It’s a dangerous business,
going out your door


A round door open to a blue sky, the view outside dominated by a very large full moon framed by clouds and over a flat landscape of orange and green fields disappearing into the horizon.

Thomas Hillman first drew my attention to the sobering differences between Tolkien’s work and Peter Jackson’s LOTR film trilogy. When I read his blog, “Beyond This Be Elves! Sam and Story (2),” an awful revelation confronted me. I was one of those shallow fans who thought omitting Tom Bombadil was Jackson’s biggest mistake.

I felt a little less superficial when Hillman admitted he didn’t connect dots until he began re-reading The Fellowship. Then he realized how wrong Jackson’s bubbling rendition of the “Road” song was. In the staging of this scene, the film misses the heart of Tolkien’s story.

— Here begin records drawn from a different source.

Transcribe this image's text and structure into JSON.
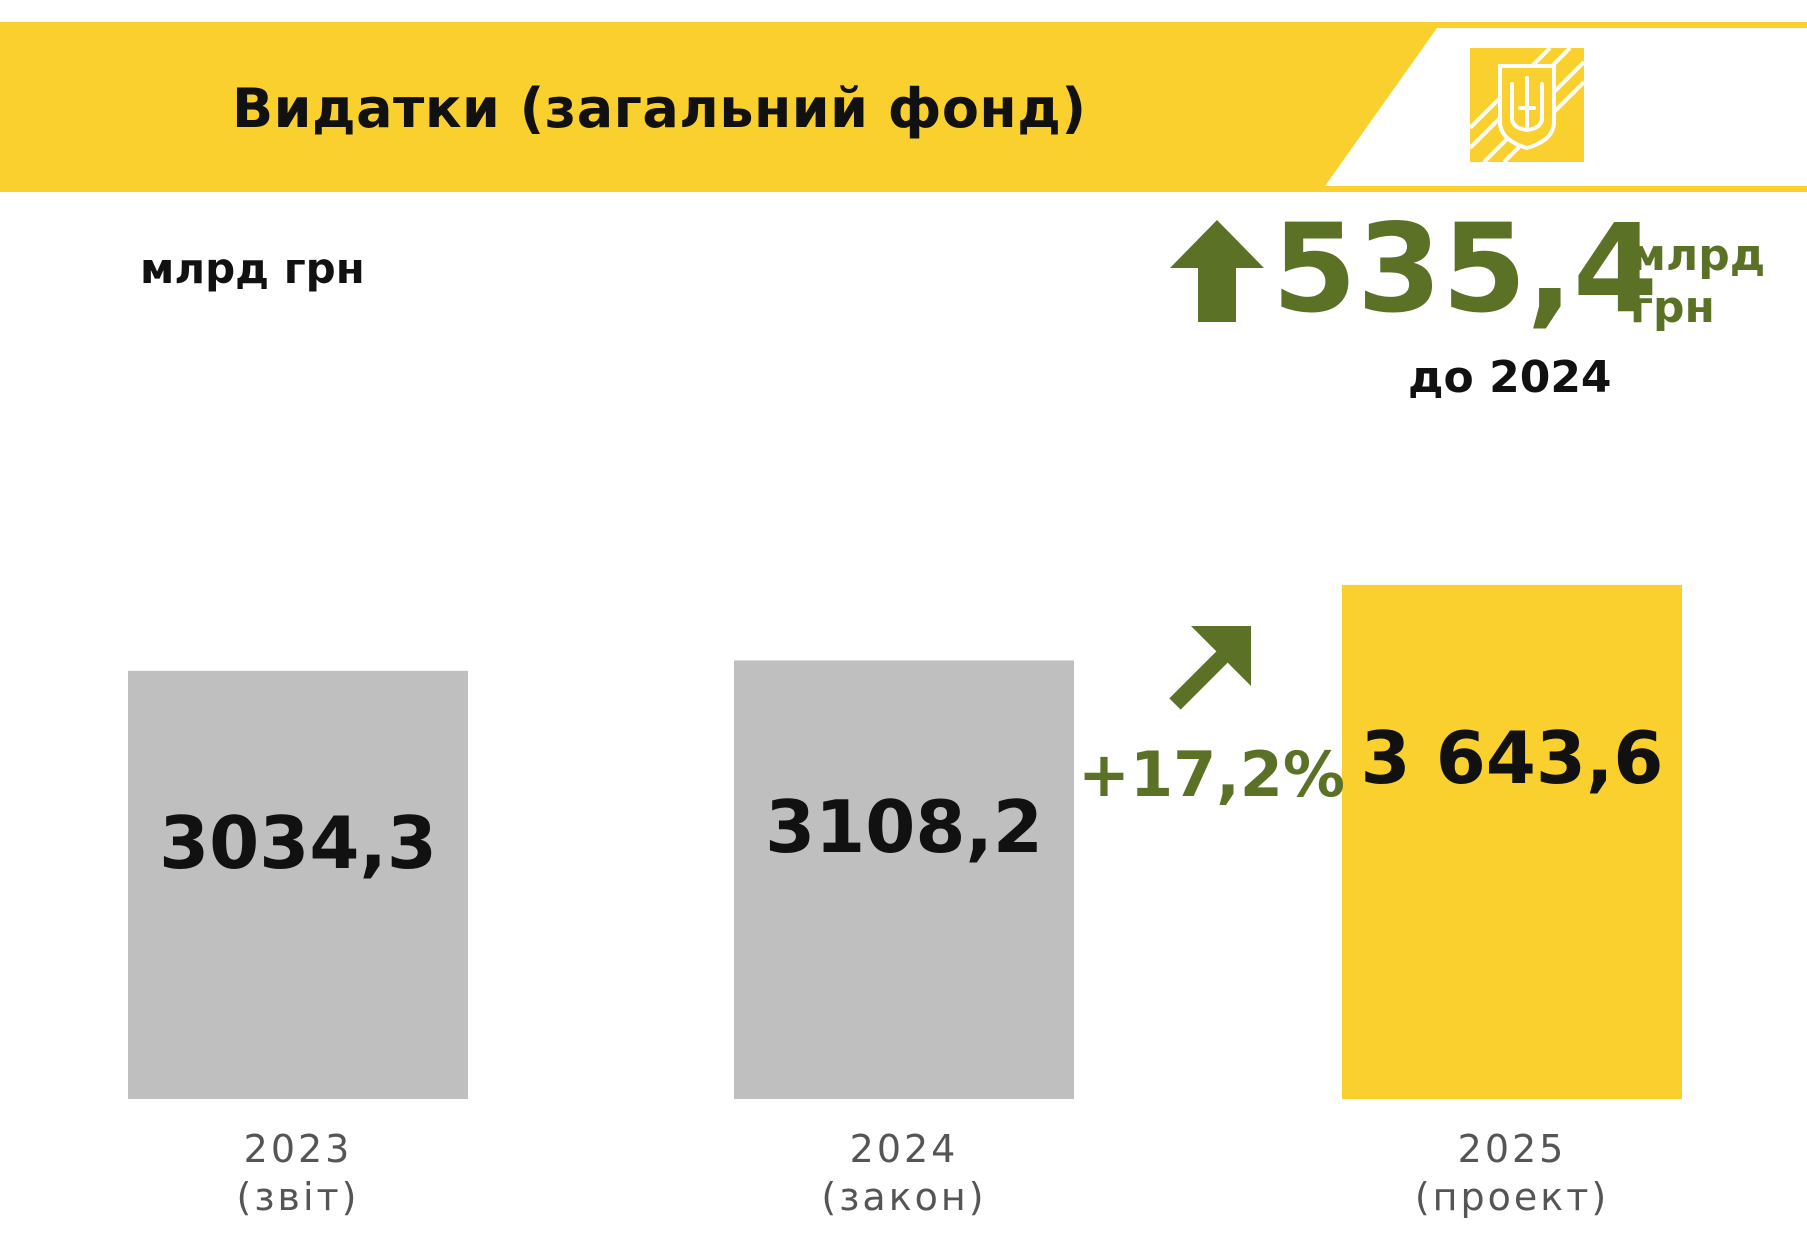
{
  "header": {
    "title": "Видатки (загальний фонд)"
  },
  "unit_label": "млрд грн",
  "colors": {
    "brand_yellow": "#f9d02e",
    "bar_gray": "#bfbfbf",
    "accent_green": "#5a7126",
    "text_dark": "#111111"
  },
  "icons": {
    "emblem": "trident-emblem-icon",
    "up_arrow": "arrow-up-icon",
    "diagonal_arrow": "arrow-up-right-icon"
  },
  "annotations": {
    "growth_percent": "+17,2%",
    "delta_value": "535,4",
    "delta_unit_line1": "млрд",
    "delta_unit_line2": "грн",
    "delta_reference": "до 2024"
  },
  "chart_data": {
    "type": "bar",
    "title": "Видатки (загальний фонд)",
    "ylabel": "млрд грн",
    "categories": [
      "2023",
      "2024",
      "2025"
    ],
    "category_sublabels": [
      "(звіт)",
      "(закон)",
      "(проект)"
    ],
    "values": [
      3034.3,
      3108.2,
      3643.6
    ],
    "value_labels": [
      "3034,3",
      "3108,2",
      "3 643,6"
    ],
    "bar_colors": [
      "#bfbfbf",
      "#bfbfbf",
      "#f9d02e"
    ],
    "grid": false,
    "legend": "none"
  }
}
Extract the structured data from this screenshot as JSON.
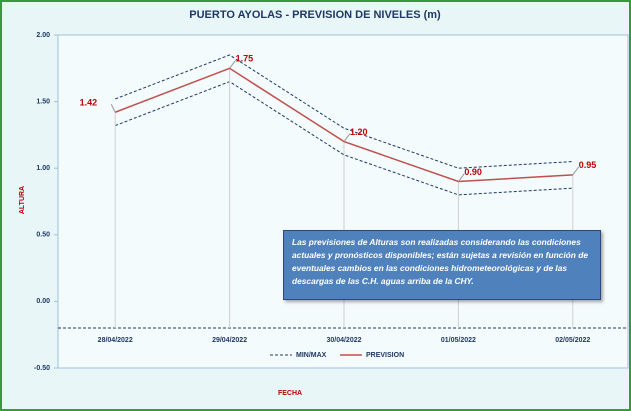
{
  "chart_data": {
    "type": "line",
    "title": "PUERTO AYOLAS - PREVISION DE NIVELES (m)",
    "y_label": "ALTURA",
    "x_label": "FECHA",
    "categories": [
      "28/04/2022",
      "29/04/2022",
      "30/04/2022",
      "01/05/2022",
      "02/05/2022"
    ],
    "ylim": [
      -0.5,
      2.0
    ],
    "yticks": [
      {
        "value": -0.5,
        "label": "-0.50"
      },
      {
        "value": 0,
        "label": "0.00"
      },
      {
        "value": 0.5,
        "label": "0.50"
      },
      {
        "value": 1.0,
        "label": "1.00"
      },
      {
        "value": 1.5,
        "label": "1.50"
      },
      {
        "value": 2.0,
        "label": "2.00"
      }
    ],
    "grid": true,
    "series": [
      {
        "name": "MIN/MAX",
        "color": "#1f3864",
        "dashed": true,
        "max": [
          1.52,
          1.85,
          1.3,
          1.0,
          1.05
        ],
        "min": [
          1.32,
          1.65,
          1.1,
          0.8,
          0.85
        ]
      },
      {
        "name": "PREVISION",
        "color": "#c0504d",
        "values": [
          1.42,
          1.75,
          1.2,
          0.9,
          0.95
        ],
        "value_labels": [
          "1.42",
          "1.75",
          "1.20",
          "0.90",
          "0.95"
        ]
      }
    ],
    "note": "Las previsiones de Alturas son realizadas considerando las condiciones actuales y pronósticos disponibles;  están sujetas a revisión en función de eventuales cambios en las condiciones hidrometeorológicas y de las descargas de las C.H. aguas arriba de la CHY."
  }
}
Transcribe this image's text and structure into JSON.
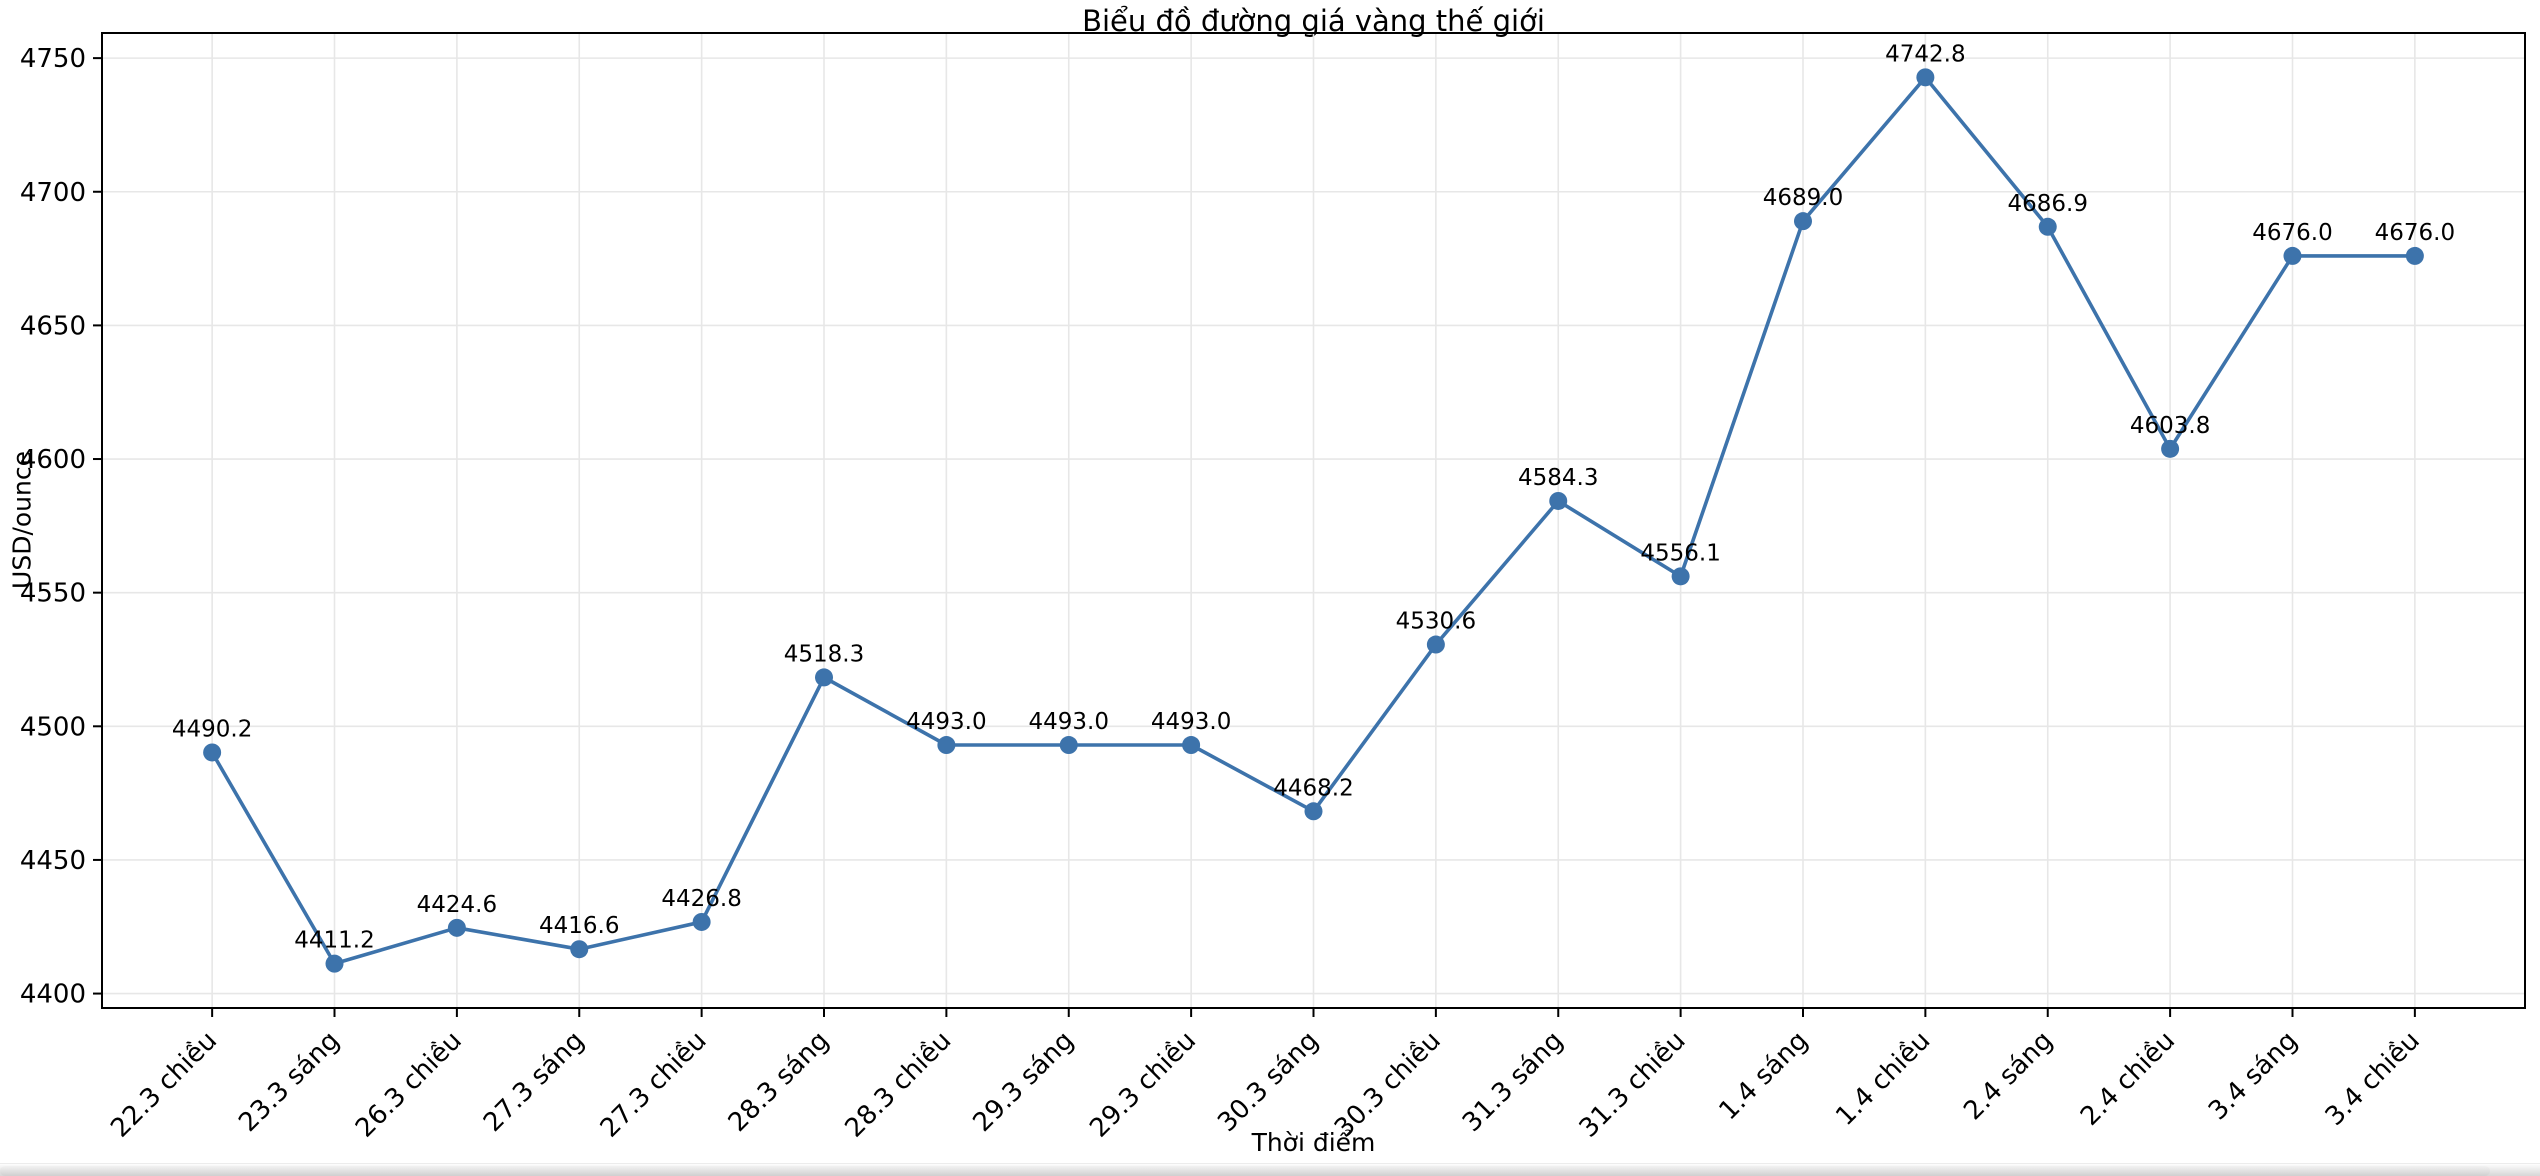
{
  "colors": {
    "line": "#3d73ab",
    "marker": "#3d73ab",
    "grid": "#e7e7e7",
    "spine": "#000000",
    "text": "#000000",
    "background": "#ffffff"
  },
  "chart_data": {
    "type": "line",
    "title": "Biểu đồ đường giá vàng thế giới",
    "xlabel": "Thời điểm",
    "ylabel": "USD/ounce",
    "categories": [
      "22.3 chiều",
      "23.3 sáng",
      "26.3 chiều",
      "27.3 sáng",
      "27.3 chiều",
      "28.3 sáng",
      "28.3 chiều",
      "29.3 sáng",
      "29.3 chiều",
      "30.3 sáng",
      "30.3 chiều",
      "31.3 sáng",
      "31.3 chiều",
      "1.4 sáng",
      "1.4 chiều",
      "2.4 sáng",
      "2.4 chiều",
      "3.4 sáng",
      "3.4 chiều"
    ],
    "values": [
      4490.2,
      4411.2,
      4424.6,
      4416.6,
      4426.8,
      4518.3,
      4493.0,
      4493.0,
      4493.0,
      4468.2,
      4530.6,
      4584.3,
      4556.1,
      4689.0,
      4742.8,
      4686.9,
      4603.8,
      4676.0,
      4676.0
    ],
    "point_labels": [
      "4490.2",
      "4411.2",
      "4424.6",
      "4416.6",
      "4426.8",
      "4518.3",
      "4493.0",
      "4493.0",
      "4493.0",
      "4468.2",
      "4530.6",
      "4584.3",
      "4556.1",
      "4689.0",
      "4742.8",
      "4686.9",
      "4603.8",
      "4676.0",
      "4676.0"
    ],
    "yticks": [
      4400,
      4450,
      4500,
      4550,
      4600,
      4650,
      4700,
      4750
    ],
    "ylim": [
      4394.6,
      4759.4
    ],
    "grid": true,
    "legend_position": "none",
    "x_tick_rotation_deg": 45
  }
}
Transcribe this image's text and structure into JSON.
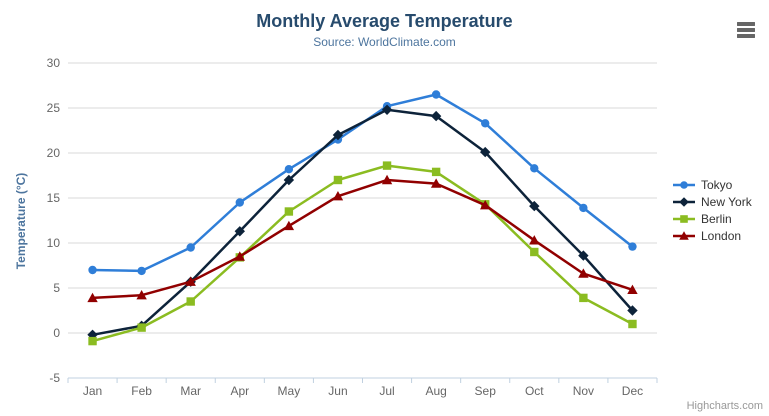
{
  "chart": {
    "credit": "Highcharts.com",
    "icons": {
      "export_menu": "hamburger-icon"
    },
    "style_colors": {
      "title": "#274b6d",
      "subtitle": "#4d759e",
      "axis_title": "#4d759e",
      "axis_label": "#666666",
      "grid_line": "#d8d8d8",
      "axis_line": "#c0d0e0",
      "legend_text": "#333333",
      "credit": "#999999",
      "export_icon": "#666666"
    }
  },
  "chart_data": {
    "type": "line",
    "title": "Monthly Average Temperature",
    "subtitle": "Source: WorldClimate.com",
    "xlabel": "",
    "ylabel": "Temperature (°C)",
    "ylim": [
      -5,
      30
    ],
    "ytick_interval": 5,
    "grid": true,
    "legend_position": "right",
    "categories": [
      "Jan",
      "Feb",
      "Mar",
      "Apr",
      "May",
      "Jun",
      "Jul",
      "Aug",
      "Sep",
      "Oct",
      "Nov",
      "Dec"
    ],
    "series": [
      {
        "name": "Tokyo",
        "color": "#2f7ed8",
        "marker": "circle",
        "values": [
          7.0,
          6.9,
          9.5,
          14.5,
          18.2,
          21.5,
          25.2,
          26.5,
          23.3,
          18.3,
          13.9,
          9.6
        ]
      },
      {
        "name": "New York",
        "color": "#0d233a",
        "marker": "diamond",
        "values": [
          -0.2,
          0.8,
          5.7,
          11.3,
          17.0,
          22.0,
          24.8,
          24.1,
          20.1,
          14.1,
          8.6,
          2.5
        ]
      },
      {
        "name": "Berlin",
        "color": "#8bbc21",
        "marker": "square",
        "values": [
          -0.9,
          0.6,
          3.5,
          8.4,
          13.5,
          17.0,
          18.6,
          17.9,
          14.3,
          9.0,
          3.9,
          1.0
        ]
      },
      {
        "name": "London",
        "color": "#910000",
        "marker": "triangle",
        "values": [
          3.9,
          4.2,
          5.7,
          8.5,
          11.9,
          15.2,
          17.0,
          16.6,
          14.2,
          10.3,
          6.6,
          4.8
        ]
      }
    ]
  }
}
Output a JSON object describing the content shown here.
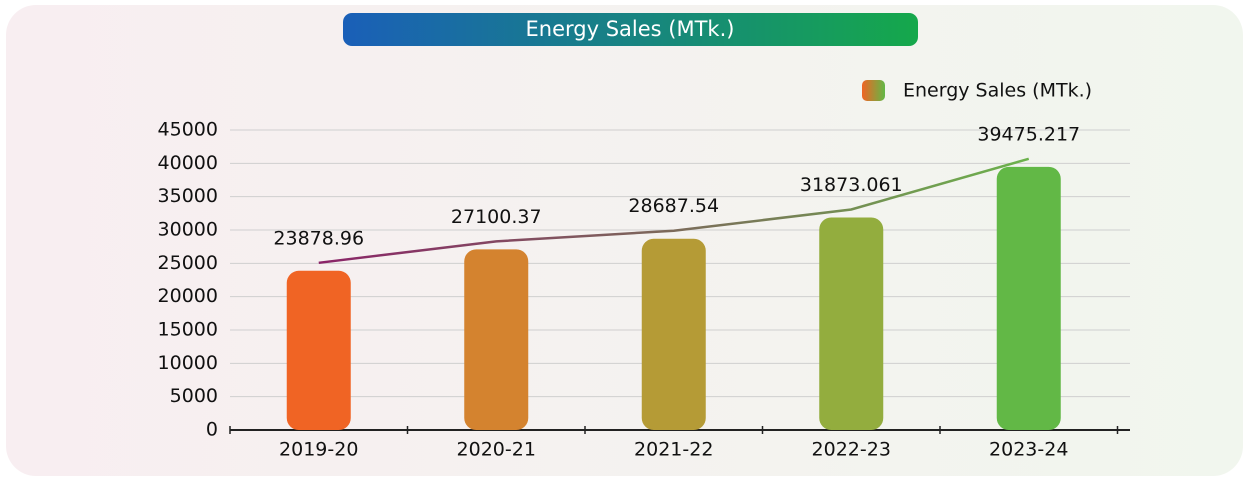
{
  "chart_data": {
    "type": "bar",
    "title": "Energy Sales (MTk.)",
    "categories": [
      "2019-20",
      "2020-21",
      "2021-22",
      "2022-23",
      "2023-24"
    ],
    "series": [
      {
        "name": "Energy Sales (MTk.)",
        "colors": [
          "#f06424",
          "#d4832f",
          "#b59b36",
          "#93ad3e",
          "#62b846"
        ],
        "values": [
          23878.96,
          27100.37,
          28687.54,
          31873.061,
          39475.217
        ]
      }
    ],
    "ylim": [
      0,
      45000
    ],
    "yticks": [
      0,
      5000,
      10000,
      15000,
      20000,
      25000,
      30000,
      35000,
      40000,
      45000
    ],
    "grid": true,
    "legend": "top-right"
  }
}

It is a dark tale. There are no heroes at the end. Frodo succumbs to the Ring’s temptation, and its destruction is an accident of fate. The undeserved adulation of others embarrasses him.


The Road goes ever on and on,
And I must follow it, if I can


Susana Polo points out that Tolkien’s staying power with audiences rests in the hopelessness of Frodo’s journey. Sam doesn’t feel the blackness. In the book, he never says, “If I take one more step, it’ll be the farthest away from home I’ve ever been.” Instead, as Hillman notes, “His round eyes were wide open—for he was looking across lands he had never seen to a new horizon.

‘Do Elves live in those woods?,’ he asked.”

Sam is excited. He is stepping into another world, one that only existed in his imagination until now. Frodo is silent. His thoughts are with the world he is leaving behind. He understands he may never see the Shire again. He does not expect to return. Unaware that he is speaking aloud, he talks about following the Road “if I can” and “with weary feet” and “whither … I cannot say.”

“That sounds like a bit of old Bilbo’s rhyming,” says Pippin. “It does not sound altogether encouraging.”

There is nothing about the Road that is encouraging. Frodo’s only comfort is the reminder that Bilbo took the same path before him. “He [Bilbo] used often to say there was only one Road,” Frodo replies. “It was like a great river. Its springs were at every doorstep, and every path was its tributary.”

Its springs were at every doorstep. Every path is its tributary. In other words, we are all traveling that same Road with Frodo.


You step onto the Road, and if you
don’t keep your feet, there is no knowing
where you might be swept off to.”


Roads, paths, rivers, tributaries—these are popular and common metaphors for our journey from the womb to the grave. Whatever our reservations, our fears, our hopes, we are part of that fellowship traveling with the hobbits. What do we expect to find at journey’s end? Where might this Road sweep us off to? Or is the Road itself its own end?

According to Polo, people love The Lord of the Rings because it is a story of defiant hope in the face of utter hopelessness. In other words, we live as fully as we can despite the inevitability of our end. Hillman insists that courage is not the same thing as hope. It is Frodo’s courage in the face of certain defeat that keeps him on the Road, bolstered by the courage of those who traveled it before him.

We must all leave the security and familiarity of the Shire eventually. There is no choice in this. The Road goes on and on, and we must follow it. We would never know true hope or true courage otherwise, but Bilbo had it right. Journeying outside of one’s comfort zones is a dangerous business.